O enigma enfrentado pela sociedade moderna de hoje é um problema de proporções existenciais:

  1. Para enfrentar os desafios modernos que a sociedade enfrenta, a empresa pública deve intervir e pagar aos cidadãos e às empresas grandes quantidades de moeda para realizar esforços estratégicos que a empresa privada não pode.
  2. Para evitar sérias perturbações da inflação, bens e serviços para consumo privado devem expandir, proporcionalmente, com os gastos da empresa pública.
  3. No entanto, chegamos a um ponto de inflexão em que os bens e serviços típicos do consumo privado não podes ser expandido sem exceder – e depois desmoronando– a “capacidade de carga” dos recursos naturais e sistemas regenerativos da Terra.

As ramificações desse enigma – este Catch-22 dos 21st século – defina o desafio final, parece-me, da sociedade humana moderna.
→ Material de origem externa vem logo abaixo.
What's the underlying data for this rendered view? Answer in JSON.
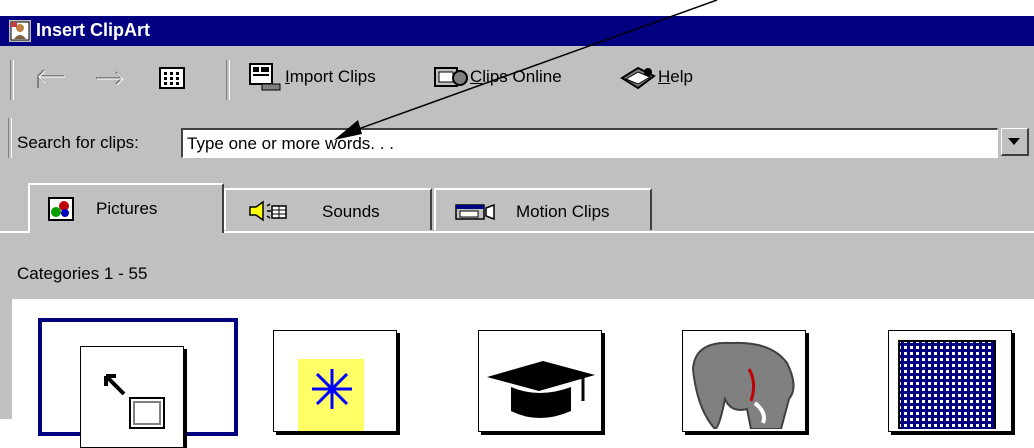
{
  "window": {
    "title": "Insert ClipArt"
  },
  "toolbar": {
    "import_label_prefix": "",
    "import_label_u": "I",
    "import_label_rest": "mport Clips",
    "online_label_u": "C",
    "online_label_rest": "lips Online",
    "help_label_u": "H",
    "help_label_rest": "elp"
  },
  "search": {
    "label": "Search for clips:",
    "placeholder": "Type one or more words. . ."
  },
  "tabs": [
    {
      "label": "Pictures",
      "active": true,
      "icon": "pictures-icon"
    },
    {
      "label": "Sounds",
      "active": false,
      "icon": "sounds-icon"
    },
    {
      "label": "Motion Clips",
      "active": false,
      "icon": "motion-clips-icon"
    }
  ],
  "categories": {
    "label": "Categories 1 - 55"
  },
  "thumbnails": [
    {
      "icon": "add-clip-icon"
    },
    {
      "icon": "star-burst-icon"
    },
    {
      "icon": "graduation-cap-icon"
    },
    {
      "icon": "elephant-icon"
    },
    {
      "icon": "grid-pattern-icon"
    }
  ],
  "colors": {
    "title_bar": "#000080",
    "chrome": "#c0c0c0",
    "selection_border": "#000080"
  }
}
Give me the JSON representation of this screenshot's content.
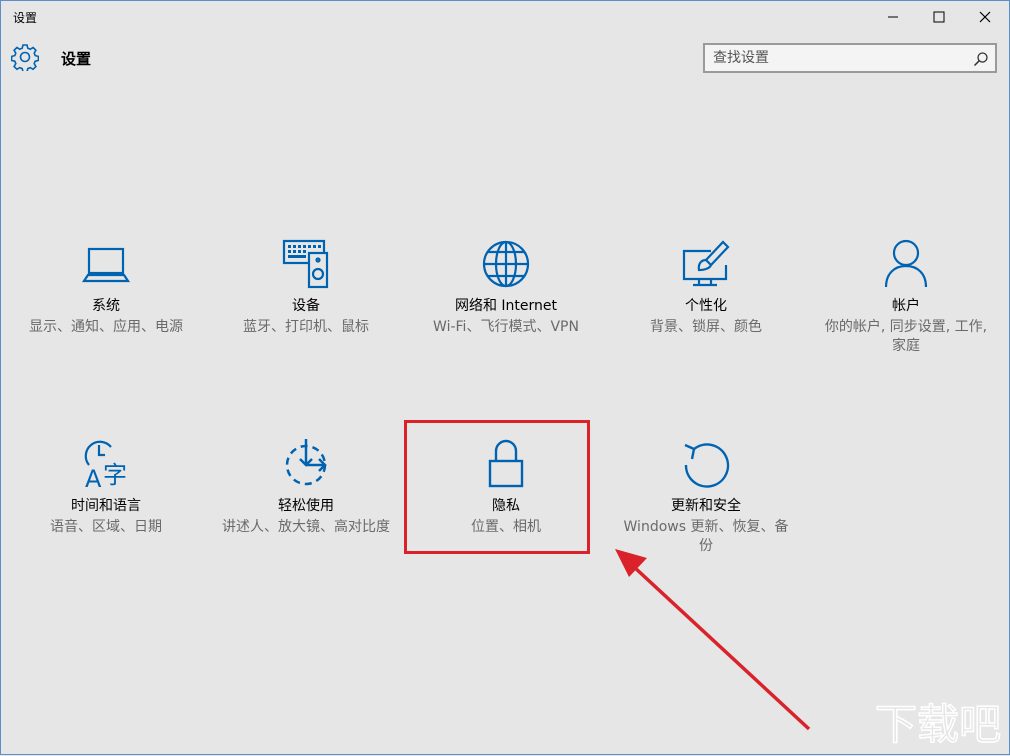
{
  "window": {
    "title": "设置",
    "controls": [
      "minimize-icon",
      "maximize-icon",
      "close-icon"
    ]
  },
  "header": {
    "icon": "gear-icon",
    "title": "设置",
    "search_placeholder": "查找设置",
    "search_icon": "search-icon"
  },
  "tiles": [
    {
      "icon": "laptop-icon",
      "name": "系统",
      "desc": "显示、通知、应用、电源"
    },
    {
      "icon": "devices-icon",
      "name": "设备",
      "desc": "蓝牙、打印机、鼠标"
    },
    {
      "icon": "globe-icon",
      "name": "网络和 Internet",
      "desc": "Wi-Fi、飞行模式、VPN"
    },
    {
      "icon": "personalization-icon",
      "name": "个性化",
      "desc": "背景、锁屏、颜色"
    },
    {
      "icon": "person-icon",
      "name": "帐户",
      "desc": "你的帐户, 同步设置, 工作, 家庭"
    },
    {
      "icon": "time-language-icon",
      "name": "时间和语言",
      "desc": "语音、区域、日期"
    },
    {
      "icon": "ease-of-access-icon",
      "name": "轻松使用",
      "desc": "讲述人、放大镜、高对比度"
    },
    {
      "icon": "lock-icon",
      "name": "隐私",
      "desc": "位置、相机"
    },
    {
      "icon": "update-icon",
      "name": "更新和安全",
      "desc": "Windows 更新、恢复、备份"
    }
  ],
  "annotation": {
    "highlight_color": "#d9222a",
    "arrow_color": "#d9222a"
  },
  "colors": {
    "accent": "#0063b1",
    "background": "#e6e6e6"
  },
  "watermark": {
    "text": "下载吧"
  }
}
Parece que algo verdadeiramente mágico deve ocorrer se quisermos avançar com um futuro viável e habitável: devemos, de alguma forma, dramaticamente expandir bens e serviços do consumo privado – tornando-os disponíveis para um número cada vez maior de pessoas – enquanto simultaneamente (a) reduzindo o consumo de recursos finitos e (b) restaurando e reconstruindo as capacidades regenerativas dos sistemas e habitats naturais da Terra. Imaginar que existe outro caminho desafia a física da realidade.

Olhando por esse caminho, certamente não está claro como isso pode ser feito. o que é claro, no entanto, é que a narrativa do mundo do “dinheiro” não oferece nada além da perspectiva de caos e conflito. Como discutiremos na PARTE 5, a perspectiva da “moderna teoria do dinheiro”, por mais assustadora ou controversa que possa parecer para os pensadores convencionais, oferece a possibilidade real de esperança.